= John Balfe =

Australian politician

John Donnellan Balfe (1816 – 13 December 1880) was an Australian politician, member of the Tasmanian House of Assembly.

==Early life==
Balfe was the son of James Balfe and Sara Sutherland his wife, daughter of the last Lord Duffus, was born at Sallybrook, Drumcondra, Ireland. He was educated at Clongowes Wood College, near Dublin, conducted by Jesuits, where he received a good classical education. After leaving college he joined the Life Guards, and was stationed at Windsor for two years. He was one of those detailed to escort the Queen on her marriage from Windsor Castle to Buckingham Palace.
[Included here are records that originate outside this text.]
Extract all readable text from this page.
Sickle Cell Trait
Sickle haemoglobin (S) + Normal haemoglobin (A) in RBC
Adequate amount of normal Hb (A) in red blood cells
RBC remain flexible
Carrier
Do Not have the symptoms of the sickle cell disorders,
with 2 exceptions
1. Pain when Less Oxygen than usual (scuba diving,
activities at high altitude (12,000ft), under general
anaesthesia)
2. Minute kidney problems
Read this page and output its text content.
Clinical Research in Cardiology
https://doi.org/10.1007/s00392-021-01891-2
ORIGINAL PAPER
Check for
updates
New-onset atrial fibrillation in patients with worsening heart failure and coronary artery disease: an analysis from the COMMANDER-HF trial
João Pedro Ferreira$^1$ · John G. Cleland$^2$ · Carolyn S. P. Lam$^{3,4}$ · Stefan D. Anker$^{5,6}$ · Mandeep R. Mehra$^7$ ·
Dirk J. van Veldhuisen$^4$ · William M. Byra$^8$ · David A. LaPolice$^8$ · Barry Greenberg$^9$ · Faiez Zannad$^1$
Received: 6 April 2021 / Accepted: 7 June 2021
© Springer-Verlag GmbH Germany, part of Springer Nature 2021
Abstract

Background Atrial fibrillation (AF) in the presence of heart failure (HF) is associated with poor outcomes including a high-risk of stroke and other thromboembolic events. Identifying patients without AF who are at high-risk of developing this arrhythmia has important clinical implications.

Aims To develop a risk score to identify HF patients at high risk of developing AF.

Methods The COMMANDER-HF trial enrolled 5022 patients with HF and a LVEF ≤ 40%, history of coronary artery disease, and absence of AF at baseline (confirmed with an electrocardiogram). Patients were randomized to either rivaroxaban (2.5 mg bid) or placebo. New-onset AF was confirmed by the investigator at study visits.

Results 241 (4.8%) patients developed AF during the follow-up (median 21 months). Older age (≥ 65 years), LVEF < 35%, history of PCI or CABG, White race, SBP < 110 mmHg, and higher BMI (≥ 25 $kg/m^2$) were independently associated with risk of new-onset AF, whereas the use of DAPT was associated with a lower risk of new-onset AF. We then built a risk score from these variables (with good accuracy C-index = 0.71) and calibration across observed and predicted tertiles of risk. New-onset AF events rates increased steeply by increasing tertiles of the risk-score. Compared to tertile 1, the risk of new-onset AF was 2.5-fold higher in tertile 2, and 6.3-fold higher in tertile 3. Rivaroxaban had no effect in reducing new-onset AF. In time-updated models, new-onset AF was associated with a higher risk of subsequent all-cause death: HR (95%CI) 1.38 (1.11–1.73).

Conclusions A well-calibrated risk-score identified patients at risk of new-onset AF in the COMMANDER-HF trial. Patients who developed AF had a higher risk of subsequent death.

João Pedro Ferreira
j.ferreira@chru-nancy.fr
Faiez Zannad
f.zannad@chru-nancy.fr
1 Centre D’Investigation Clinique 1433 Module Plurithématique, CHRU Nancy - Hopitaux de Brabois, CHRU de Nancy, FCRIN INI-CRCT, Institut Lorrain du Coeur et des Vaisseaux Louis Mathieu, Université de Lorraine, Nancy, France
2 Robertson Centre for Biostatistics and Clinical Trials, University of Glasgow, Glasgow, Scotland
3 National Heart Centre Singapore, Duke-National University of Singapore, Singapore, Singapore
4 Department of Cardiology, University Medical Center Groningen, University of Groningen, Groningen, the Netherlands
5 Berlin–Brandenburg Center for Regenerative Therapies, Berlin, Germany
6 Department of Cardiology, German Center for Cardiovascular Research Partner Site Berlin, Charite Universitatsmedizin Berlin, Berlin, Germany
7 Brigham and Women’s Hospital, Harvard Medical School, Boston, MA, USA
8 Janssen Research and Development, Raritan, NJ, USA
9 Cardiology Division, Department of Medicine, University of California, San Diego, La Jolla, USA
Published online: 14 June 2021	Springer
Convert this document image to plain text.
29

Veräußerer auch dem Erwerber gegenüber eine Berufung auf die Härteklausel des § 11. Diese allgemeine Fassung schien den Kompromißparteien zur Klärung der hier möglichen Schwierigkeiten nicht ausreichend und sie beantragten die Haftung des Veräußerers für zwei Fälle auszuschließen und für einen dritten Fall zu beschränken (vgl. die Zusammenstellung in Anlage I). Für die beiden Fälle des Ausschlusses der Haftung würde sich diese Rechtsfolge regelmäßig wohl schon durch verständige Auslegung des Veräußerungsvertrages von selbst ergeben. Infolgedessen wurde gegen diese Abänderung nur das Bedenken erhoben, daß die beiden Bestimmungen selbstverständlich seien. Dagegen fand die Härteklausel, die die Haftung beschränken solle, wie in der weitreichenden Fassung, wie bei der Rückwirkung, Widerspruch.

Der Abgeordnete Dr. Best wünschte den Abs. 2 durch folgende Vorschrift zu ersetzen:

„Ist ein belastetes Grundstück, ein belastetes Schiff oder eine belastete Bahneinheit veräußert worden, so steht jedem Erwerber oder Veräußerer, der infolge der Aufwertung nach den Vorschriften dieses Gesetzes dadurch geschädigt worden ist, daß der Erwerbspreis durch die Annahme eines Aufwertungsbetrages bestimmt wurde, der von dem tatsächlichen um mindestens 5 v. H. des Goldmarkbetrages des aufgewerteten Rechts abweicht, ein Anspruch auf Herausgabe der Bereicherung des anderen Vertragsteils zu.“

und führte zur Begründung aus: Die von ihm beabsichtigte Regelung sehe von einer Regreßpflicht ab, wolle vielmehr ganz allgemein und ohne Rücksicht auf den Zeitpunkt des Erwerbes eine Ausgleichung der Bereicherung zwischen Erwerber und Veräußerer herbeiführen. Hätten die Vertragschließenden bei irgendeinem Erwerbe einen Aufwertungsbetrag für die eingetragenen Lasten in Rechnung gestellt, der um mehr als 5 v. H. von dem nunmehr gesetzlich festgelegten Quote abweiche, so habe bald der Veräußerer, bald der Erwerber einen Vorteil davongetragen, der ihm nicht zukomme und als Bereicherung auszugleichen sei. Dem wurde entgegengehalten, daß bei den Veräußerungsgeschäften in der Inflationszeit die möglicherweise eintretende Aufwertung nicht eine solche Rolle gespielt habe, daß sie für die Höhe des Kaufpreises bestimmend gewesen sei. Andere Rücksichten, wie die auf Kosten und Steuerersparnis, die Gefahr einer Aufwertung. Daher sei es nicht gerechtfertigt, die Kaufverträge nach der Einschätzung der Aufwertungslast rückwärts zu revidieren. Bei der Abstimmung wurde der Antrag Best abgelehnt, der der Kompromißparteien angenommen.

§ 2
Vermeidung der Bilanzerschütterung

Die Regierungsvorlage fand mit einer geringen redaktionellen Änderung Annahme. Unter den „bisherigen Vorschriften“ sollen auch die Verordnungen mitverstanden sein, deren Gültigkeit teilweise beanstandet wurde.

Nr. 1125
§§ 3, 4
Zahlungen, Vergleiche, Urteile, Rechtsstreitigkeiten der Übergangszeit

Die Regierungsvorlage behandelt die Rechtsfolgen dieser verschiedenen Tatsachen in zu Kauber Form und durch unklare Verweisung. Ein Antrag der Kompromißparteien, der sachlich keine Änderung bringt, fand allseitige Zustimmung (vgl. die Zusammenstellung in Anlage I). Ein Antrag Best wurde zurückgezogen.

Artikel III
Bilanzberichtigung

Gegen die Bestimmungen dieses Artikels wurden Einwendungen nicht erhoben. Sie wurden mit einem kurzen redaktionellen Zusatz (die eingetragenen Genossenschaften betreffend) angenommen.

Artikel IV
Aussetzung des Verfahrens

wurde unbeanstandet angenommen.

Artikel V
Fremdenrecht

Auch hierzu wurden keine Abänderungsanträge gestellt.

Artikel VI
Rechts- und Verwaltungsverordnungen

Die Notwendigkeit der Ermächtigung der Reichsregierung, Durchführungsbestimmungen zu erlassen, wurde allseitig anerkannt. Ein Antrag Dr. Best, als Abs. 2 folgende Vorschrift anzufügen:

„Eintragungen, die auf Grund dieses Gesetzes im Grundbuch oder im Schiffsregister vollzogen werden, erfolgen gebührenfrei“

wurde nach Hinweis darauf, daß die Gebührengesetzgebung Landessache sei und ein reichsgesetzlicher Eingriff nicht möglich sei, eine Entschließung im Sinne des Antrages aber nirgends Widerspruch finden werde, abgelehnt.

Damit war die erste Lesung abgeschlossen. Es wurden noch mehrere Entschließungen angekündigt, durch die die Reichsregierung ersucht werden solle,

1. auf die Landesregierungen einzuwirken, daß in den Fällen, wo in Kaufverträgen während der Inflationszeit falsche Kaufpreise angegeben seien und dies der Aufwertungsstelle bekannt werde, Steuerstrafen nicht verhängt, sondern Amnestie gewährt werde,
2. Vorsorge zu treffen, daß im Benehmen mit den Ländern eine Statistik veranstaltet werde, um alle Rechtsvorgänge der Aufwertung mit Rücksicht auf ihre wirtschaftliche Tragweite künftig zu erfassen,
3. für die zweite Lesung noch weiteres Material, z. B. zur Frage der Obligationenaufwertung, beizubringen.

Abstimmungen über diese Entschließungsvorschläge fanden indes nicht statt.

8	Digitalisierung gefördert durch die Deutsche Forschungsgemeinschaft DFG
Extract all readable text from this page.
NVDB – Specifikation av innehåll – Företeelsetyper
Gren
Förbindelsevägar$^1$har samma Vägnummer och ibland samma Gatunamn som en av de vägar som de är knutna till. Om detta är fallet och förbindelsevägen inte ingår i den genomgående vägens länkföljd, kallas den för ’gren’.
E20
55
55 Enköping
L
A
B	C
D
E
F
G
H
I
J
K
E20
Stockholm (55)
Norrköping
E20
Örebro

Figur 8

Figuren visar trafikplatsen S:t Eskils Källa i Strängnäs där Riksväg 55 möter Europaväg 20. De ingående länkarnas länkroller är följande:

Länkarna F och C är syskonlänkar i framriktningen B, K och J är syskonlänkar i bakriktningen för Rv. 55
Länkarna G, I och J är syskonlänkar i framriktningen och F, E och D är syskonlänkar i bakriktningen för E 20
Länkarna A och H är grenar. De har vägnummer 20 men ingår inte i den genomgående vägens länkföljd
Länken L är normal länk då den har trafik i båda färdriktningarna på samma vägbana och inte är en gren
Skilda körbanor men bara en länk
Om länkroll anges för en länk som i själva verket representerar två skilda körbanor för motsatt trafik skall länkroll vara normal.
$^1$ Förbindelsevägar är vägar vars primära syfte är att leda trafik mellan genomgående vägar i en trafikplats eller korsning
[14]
Balfe took an active part in the political affairs of Ireland, and became a prominent member of the Repeal Association under O'Connell. He was one of the declaimers at Conciliation Hall, and warmly advocated the redress of Irish grievances. He was also identified with the Irish confederation, but withdrew from the party on finding their schemes were wild and visionary, and could not be attained without a general rising of the peasantry. He was author of a number of letters on the Landlord and Tenant question published in the Dublin Evening Post and signed "An Irish Farmer," and also contributed to a Liverpool journal under the name of "Peter Carroll, Stonemason." In 1850 he married Mary, daughter of Terence O'Reilly of Ballybeg.

==Australia==
Shortly after marriage, Balfe emigrated to Tasmania bringing letters of introduction from the Lord Lieutenant of Ireland to Governor William Denison. Shortly after his arrival was appointed Assistant Comptroller General of Convicts. After three years he resigned his office, and went to reside on his location at Lisadern, near Port Cygnet, Huon River. He brought himself into notice as the writer of letters signed "Bill Shingle," which called attention to the wants of the Huon district, and also as the author of a series of letters signed "Dion," in opposition to the aims of the Australasian Anti-Transportation League. On the introduction of responsible government in 1856, he was elected a member of the House of Assembly for the Franklin district. He retained his seat in the Assembly, with the exception of one session, until his death, a period of twenty-four years, representing successively [Franklin, South Launceston, and West Hobart.

==Legacy==
Balfe's speeches were marked by considerable power of humorous satire, and his ability and force as a debater made him for many years a prominent figure in Tasmanian politics. He was at various periods editor of several Tasmanian newspapers. He died at Hobart on 13 December 1880. An account of his trial for assaulting Mr. T. G. Gregson was published in Tasmania in 1863.